Monday, June 18, 2012

SEG-Y values from the command line - The tape problem

We all love magnetic tape don't we.  Well we have problems with filenames regarding tapes.  Lots of times we can discriminate SEG-Y files on a tape from it's trace header values.

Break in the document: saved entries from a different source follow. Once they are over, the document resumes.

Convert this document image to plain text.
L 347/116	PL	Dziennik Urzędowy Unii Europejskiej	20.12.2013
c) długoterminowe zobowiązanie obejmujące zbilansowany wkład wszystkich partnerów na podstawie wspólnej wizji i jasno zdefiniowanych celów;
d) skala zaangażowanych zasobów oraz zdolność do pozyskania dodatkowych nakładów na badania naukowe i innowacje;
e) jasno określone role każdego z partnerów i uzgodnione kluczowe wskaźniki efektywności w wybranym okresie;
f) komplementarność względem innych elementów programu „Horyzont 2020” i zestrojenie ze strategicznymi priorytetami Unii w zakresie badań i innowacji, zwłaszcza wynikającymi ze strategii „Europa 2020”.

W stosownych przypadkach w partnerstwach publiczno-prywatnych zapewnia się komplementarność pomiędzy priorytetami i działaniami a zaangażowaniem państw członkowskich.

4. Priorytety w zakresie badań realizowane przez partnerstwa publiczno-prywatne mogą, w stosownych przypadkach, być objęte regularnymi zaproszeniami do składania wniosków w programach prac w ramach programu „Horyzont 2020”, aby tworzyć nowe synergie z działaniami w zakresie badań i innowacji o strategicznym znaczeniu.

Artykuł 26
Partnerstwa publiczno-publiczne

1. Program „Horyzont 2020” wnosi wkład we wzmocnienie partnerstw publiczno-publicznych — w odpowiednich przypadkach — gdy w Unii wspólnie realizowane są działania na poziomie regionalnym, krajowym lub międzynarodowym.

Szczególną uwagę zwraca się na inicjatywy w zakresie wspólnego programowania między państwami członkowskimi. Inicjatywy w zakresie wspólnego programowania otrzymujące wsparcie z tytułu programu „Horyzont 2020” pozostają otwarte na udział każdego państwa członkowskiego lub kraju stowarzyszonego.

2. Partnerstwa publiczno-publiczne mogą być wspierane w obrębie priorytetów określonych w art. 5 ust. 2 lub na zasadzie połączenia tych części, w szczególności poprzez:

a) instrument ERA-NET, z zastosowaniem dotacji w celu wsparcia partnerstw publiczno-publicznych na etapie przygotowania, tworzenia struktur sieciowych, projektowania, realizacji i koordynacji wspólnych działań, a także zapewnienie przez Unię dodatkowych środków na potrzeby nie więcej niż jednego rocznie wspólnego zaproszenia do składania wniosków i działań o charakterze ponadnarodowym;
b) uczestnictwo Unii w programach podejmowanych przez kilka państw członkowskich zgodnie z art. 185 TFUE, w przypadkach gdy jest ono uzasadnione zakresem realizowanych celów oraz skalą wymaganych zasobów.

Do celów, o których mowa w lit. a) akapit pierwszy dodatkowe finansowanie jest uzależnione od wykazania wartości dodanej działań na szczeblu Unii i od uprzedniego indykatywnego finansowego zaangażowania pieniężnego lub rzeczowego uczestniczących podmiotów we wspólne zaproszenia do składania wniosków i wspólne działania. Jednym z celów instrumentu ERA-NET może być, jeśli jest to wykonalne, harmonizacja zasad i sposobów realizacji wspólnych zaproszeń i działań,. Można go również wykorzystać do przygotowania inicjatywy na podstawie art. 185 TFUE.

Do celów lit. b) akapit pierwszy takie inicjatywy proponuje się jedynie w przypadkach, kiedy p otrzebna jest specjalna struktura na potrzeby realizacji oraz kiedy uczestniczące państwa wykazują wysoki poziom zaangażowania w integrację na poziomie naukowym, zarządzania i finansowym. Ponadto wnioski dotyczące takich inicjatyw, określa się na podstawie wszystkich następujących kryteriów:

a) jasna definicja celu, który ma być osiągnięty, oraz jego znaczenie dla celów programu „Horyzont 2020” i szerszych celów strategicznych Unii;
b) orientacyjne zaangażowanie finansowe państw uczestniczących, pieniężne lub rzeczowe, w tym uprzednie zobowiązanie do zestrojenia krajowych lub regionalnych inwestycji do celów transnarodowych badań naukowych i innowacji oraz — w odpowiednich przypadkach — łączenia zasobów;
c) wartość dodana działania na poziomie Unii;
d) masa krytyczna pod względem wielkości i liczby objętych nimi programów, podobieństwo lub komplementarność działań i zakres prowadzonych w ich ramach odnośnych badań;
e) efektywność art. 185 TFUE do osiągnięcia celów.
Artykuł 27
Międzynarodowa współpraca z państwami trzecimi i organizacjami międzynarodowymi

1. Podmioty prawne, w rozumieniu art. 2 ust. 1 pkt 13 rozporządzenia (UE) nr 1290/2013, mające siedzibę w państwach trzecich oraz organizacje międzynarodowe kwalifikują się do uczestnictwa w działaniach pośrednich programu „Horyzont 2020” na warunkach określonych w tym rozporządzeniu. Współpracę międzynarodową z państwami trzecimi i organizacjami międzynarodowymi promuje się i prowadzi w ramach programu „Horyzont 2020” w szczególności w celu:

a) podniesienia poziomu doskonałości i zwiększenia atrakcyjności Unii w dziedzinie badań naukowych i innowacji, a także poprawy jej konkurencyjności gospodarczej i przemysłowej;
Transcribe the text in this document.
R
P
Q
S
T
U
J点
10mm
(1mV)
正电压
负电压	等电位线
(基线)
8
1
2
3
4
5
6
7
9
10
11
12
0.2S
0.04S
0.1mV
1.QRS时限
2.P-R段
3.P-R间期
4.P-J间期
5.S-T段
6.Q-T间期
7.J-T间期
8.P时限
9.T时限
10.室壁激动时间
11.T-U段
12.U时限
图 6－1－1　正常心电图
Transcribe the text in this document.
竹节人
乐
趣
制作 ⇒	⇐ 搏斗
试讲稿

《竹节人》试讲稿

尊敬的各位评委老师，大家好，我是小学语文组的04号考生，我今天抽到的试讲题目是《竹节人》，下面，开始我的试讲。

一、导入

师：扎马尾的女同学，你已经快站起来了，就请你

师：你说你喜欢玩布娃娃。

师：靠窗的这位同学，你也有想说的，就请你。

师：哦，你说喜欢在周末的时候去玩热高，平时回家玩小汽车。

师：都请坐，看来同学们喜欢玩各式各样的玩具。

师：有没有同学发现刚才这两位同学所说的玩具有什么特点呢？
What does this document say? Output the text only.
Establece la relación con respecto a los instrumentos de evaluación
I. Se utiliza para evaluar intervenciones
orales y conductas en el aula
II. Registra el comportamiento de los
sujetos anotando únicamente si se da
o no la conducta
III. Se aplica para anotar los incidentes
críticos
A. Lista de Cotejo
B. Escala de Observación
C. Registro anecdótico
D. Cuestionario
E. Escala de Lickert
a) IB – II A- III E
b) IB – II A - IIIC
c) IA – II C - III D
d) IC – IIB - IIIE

Use this script to zip through lots and lots of indescript files from a tape output.

#!/bin/bash

hexvalue=$(hexdump -C -s 3614x -n 2 $@ | awk '{print $2 $3;}')
let decnum=0x$hexvalue
echo $decnum

Change the 3614 to correspond with what value you want to extract from the headers.

Happy day!

Saturday, February 18, 2012

Creating EBCDIC Header Files From The SEG-Y

Hi Folks

Copy and paste this.  Free up permissions and all.  It scans through a directory and extracts the EBCDIC header from the SEG-Y.  Mighty fun?  Not!  Caution, this runs through every file.  So careful what's in there.


#!/bin/bash


files=*
for f in $files
do


# this needs to be one long string
  for i in 1 80 160 240 320 400 480 560 640 720 800 880 960 1040 1120 1200 1280 1360 1440 1520 1600 1680 1760 1840 1920 2000 2080 2160 2240 2320 2400 2480 2560 2640 2720 2800 2880 2960 3040 3120
    do
      # this needs to be one long string too
      out=$(dd if=$f bs=1 skip=$i count=80 conv=ascii status=noxfer
)
      extention=_header.txt
      combo=$f$extention
      echo $out >> $combo
    done
  echo "finished processing file "$f
done

Thursday, January 5, 2012

Name Names and Describe Descriptions

I hate to have to spell something so fundamental out but...  here it goes.  Abbreviate what the data is and what it was and what you did to it.  Example:

Here's a simple run of the mill seismic dataset out found on the web somewhere.  As an example:

l11f1.sgy

At least they didn't call it l11f1.segy or l11f1.SEG-Y.  The standard is *.sgy.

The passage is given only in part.